Mendengar jawaban tersebut, Abdul Mu'ti memberikan motivasi agar para murid tetap bersemangat mengikuti pendidikan dan berani memiliki cita-cita tinggi meskipun sedang menghadapi kondisi pascabencana.

“Terus semangat belajar, tidak menyerah, dan jangan takut untuk bercita-cita tinggi,” ujar Mendikdasmen Abdul Mu'ti.

Interaksi tersebut menunjukkan para murid masih memiliki semangat dan harapan untuk meraih masa depan setelah menghadapi dampak gempa.

Guru Ceritakan Detik-Detik Menyelamatkan Diri

Dalam kunjungan tersebut, guru korban gempa dari TKN Libunio, Maria Epivania Getrudis, menceritakan pengalamannya ketika gempa terjadi.

Maria mengatakan dirinya bersama sang suami sedang tertidur sebelum terbangun karena mendengar teriakan anggota keluarga yang memperingatkan adanya gempa.

Setelah menyadari gempa terjadi, Maria dan keluarganya langsung berusaha keluar dari bangunan untuk menyelamatkan diri.

“Kami langsung lari keluar. Kami tidak melihat lagi apa yang kami injak. Sempat jatuh karena ada tangga, tetapi tetap lari sekitar 100 meter sampai ke tempat kosong,” kata Maria.
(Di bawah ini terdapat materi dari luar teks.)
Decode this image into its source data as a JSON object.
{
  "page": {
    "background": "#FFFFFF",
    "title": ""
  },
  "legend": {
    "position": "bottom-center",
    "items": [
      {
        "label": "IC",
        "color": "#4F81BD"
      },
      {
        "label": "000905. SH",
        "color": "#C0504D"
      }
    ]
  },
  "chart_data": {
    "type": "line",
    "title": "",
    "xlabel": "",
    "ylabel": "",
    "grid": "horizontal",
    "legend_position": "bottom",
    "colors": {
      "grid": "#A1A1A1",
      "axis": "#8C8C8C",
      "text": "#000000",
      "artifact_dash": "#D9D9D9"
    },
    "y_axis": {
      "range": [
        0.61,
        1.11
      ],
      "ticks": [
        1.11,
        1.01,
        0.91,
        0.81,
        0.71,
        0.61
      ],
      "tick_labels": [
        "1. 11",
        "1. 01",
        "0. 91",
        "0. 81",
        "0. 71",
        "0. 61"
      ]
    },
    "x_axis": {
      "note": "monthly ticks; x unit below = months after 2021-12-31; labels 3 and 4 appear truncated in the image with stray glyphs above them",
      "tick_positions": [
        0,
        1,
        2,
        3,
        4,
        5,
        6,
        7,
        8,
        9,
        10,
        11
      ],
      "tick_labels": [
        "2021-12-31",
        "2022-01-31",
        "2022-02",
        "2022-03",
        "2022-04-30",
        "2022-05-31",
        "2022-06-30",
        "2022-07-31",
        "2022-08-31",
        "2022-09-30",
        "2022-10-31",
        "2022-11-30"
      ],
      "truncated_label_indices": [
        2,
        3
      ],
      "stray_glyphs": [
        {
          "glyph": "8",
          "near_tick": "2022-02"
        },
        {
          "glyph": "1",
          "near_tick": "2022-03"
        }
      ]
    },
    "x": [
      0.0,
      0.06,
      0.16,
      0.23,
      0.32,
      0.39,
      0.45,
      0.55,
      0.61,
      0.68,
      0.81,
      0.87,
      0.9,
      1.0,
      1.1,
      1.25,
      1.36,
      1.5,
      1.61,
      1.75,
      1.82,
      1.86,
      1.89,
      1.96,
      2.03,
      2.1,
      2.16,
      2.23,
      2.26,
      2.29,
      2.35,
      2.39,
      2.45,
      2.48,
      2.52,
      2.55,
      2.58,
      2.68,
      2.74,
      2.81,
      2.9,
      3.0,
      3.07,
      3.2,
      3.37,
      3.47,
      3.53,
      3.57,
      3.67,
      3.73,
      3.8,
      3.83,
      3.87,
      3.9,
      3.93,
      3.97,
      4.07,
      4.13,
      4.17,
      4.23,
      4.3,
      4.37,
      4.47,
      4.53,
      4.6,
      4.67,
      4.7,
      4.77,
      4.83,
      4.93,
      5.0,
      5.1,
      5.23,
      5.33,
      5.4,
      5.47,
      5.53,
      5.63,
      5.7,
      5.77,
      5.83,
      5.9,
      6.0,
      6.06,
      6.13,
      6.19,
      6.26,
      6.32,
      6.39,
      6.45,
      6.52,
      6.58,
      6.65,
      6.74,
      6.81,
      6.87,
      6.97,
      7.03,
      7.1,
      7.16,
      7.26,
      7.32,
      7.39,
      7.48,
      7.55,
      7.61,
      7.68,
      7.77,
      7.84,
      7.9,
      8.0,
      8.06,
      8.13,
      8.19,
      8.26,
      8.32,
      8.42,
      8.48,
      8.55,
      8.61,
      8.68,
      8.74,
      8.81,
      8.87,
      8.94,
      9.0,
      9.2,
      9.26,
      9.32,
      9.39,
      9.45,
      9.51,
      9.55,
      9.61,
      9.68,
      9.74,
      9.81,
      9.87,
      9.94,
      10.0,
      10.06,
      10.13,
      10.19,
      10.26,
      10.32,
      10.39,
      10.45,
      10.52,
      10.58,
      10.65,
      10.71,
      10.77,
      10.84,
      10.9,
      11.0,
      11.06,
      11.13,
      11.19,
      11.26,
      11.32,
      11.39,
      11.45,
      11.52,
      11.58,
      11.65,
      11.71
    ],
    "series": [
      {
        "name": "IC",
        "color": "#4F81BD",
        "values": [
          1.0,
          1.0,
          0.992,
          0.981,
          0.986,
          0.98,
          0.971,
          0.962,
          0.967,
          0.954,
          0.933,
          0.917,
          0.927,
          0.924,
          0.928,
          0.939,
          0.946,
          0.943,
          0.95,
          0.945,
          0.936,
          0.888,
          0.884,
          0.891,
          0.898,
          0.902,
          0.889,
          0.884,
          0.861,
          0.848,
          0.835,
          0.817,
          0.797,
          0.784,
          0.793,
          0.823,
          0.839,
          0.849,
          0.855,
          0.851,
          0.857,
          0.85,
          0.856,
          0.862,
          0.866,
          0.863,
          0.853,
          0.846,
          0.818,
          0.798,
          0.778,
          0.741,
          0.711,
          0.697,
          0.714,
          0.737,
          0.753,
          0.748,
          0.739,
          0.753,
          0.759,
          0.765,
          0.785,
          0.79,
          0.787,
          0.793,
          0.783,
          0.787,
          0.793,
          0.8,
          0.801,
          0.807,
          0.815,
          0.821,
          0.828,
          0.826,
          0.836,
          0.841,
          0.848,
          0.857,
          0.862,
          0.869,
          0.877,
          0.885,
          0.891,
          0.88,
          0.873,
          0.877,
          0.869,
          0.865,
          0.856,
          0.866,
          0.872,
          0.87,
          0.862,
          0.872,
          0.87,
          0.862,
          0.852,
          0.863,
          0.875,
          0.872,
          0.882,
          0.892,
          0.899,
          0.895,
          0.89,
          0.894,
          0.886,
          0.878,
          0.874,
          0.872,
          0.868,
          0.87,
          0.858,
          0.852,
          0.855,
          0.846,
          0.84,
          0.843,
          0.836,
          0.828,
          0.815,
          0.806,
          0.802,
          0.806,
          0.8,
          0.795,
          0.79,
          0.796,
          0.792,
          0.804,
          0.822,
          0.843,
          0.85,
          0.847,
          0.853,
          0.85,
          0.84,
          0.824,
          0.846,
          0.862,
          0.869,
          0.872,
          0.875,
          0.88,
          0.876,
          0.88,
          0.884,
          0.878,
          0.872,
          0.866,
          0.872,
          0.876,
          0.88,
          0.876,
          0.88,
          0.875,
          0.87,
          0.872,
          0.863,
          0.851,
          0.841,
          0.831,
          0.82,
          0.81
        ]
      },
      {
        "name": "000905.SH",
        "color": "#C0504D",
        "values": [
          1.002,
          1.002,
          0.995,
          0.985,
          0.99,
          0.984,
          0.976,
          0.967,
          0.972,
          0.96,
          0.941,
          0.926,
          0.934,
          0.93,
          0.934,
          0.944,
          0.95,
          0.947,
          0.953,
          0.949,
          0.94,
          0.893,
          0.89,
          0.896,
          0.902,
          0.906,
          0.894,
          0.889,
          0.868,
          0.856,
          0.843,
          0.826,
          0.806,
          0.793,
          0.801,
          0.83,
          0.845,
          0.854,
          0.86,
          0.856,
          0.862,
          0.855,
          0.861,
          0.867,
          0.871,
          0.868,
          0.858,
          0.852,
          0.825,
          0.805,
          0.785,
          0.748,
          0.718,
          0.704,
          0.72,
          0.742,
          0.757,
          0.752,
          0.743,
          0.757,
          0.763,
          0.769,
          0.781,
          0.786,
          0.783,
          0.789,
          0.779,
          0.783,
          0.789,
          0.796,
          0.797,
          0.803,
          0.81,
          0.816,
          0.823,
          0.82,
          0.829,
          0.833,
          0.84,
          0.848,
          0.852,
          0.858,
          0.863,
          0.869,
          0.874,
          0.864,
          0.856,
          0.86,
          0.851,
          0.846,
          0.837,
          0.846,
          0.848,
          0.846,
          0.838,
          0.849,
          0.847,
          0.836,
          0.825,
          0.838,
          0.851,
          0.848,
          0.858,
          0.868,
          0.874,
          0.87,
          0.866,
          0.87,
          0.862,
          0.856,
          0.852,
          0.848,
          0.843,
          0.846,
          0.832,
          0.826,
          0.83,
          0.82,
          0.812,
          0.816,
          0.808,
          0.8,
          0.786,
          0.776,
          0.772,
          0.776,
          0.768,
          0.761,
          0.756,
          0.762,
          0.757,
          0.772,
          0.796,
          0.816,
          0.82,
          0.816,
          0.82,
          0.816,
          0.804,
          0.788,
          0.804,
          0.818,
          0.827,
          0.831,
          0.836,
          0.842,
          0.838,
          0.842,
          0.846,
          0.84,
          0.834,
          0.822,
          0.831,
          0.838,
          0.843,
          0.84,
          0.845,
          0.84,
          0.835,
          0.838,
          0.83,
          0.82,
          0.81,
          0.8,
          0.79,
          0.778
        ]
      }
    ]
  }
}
Maria baru menyadari dirinya dan sejumlah anggota keluarganya mengalami luka setelah berhasil mencapai tempat yang dinilai aman.
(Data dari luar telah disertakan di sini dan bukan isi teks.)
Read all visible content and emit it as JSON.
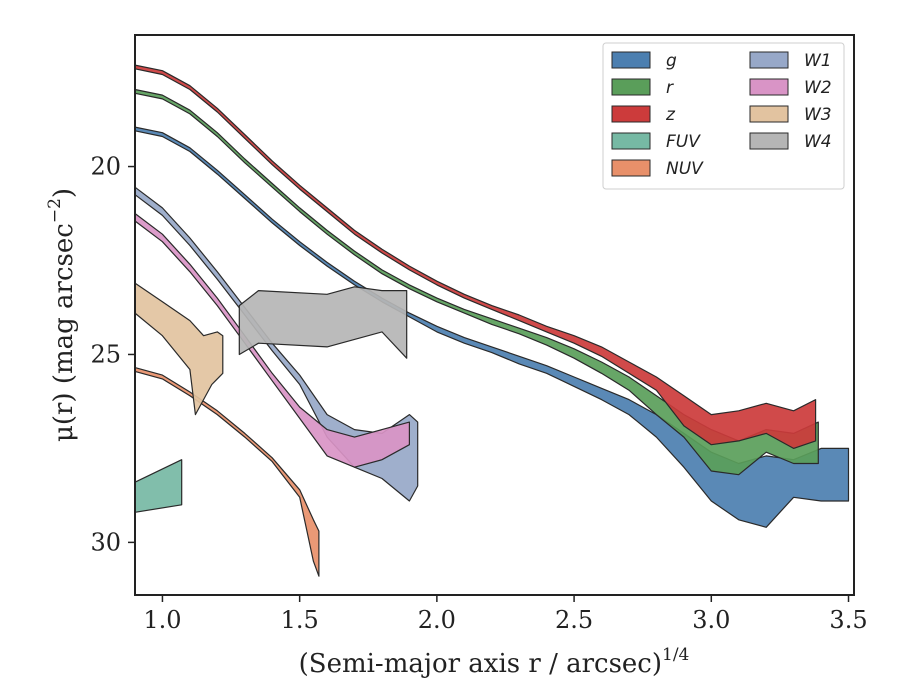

Pengalaman tersebut masih membekas dan membuat Maria tetap waspada karena getaran kecil terkadang membuatnya secara spontan berpikir gempa kembali terjadi.

Abdul Mu'ti merespons pengalaman tersebut dengan memberikan apresiasi kepada para guru yang tetap menjalankan tugas pendidikan di tengah situasi pascagempa.

“Bapak, ibu, sudah menjadi guru yang hebat, membangkitkan semangat dan mencerdaskan anak-anak kita,” ujar Mendikdasmen Abdul Mu'ti.

Melalui penyaluran santunan dan kunjungan langsung tersebut, Kemendikdasmen memberikan dukungan kepada keluarga korban meninggal dunia serta guru dan murid yang mengalami luka akibat gempa di Ngada dan Nagekeo.